Tutu Blasts Anglicans Over Gay Feud

South African Archbishop Desmond Tutu on Sunday blasted the Anglican church for being "obsessed" with homosexuality. The denomination has been deeply divided since the election of Gene Robinson in 2003 to be Bishop of New Hampshire. Robinson is the first openly gay man to be made a bishop in the Anglican faith.

Since then, Tutu told the BBC, the Church has become "extraordinarily homophobic".

Tutu slammed the worldwide leader of the church and Anglican conservatives in a BBC radio program to be broadcast Tuesday. Tutu accused Archbishop of Canterbury Rowan Williams of failing to follow a "welcoming God" and said he was ashamed of what the Anglican Church has become.

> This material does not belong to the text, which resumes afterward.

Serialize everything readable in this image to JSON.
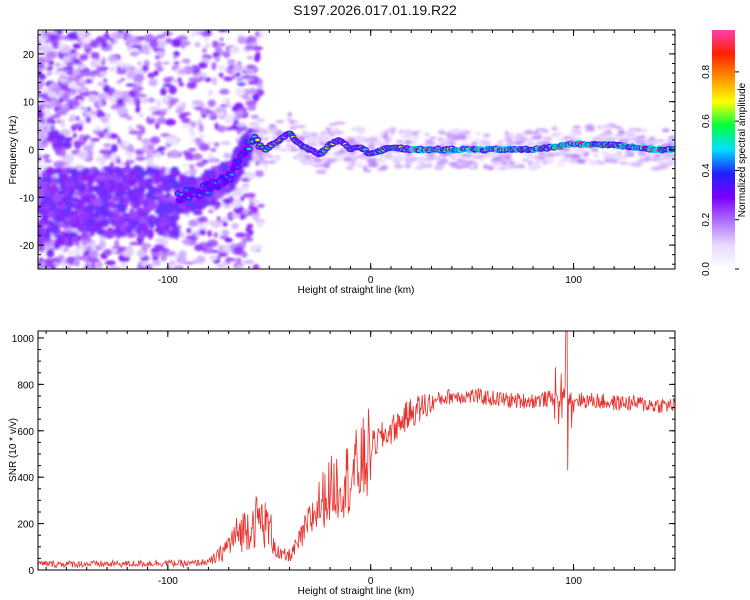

"Our world is facing problems - poverty, HIV and Aids - a devastating pandemic, and conflict," Tutu told the broadcaster. "God must be weeping looking at some of the atrocities that we commit against one another." In the face of all of that, our Church, especially the Anglican Church, at this time is almost obsessed with questions of human sexuality," he said. Tutu also chastised Church conservatives who say that homosexuality is a choice and gays and lesbians need to repent." It is a perversion if you say to me that a person chooses to be homosexual," the Nobel laureate said. "You must be crazy to choose a way of life that exposes you to a kind of hatred. It's like saying you choose to be black in a race infected society."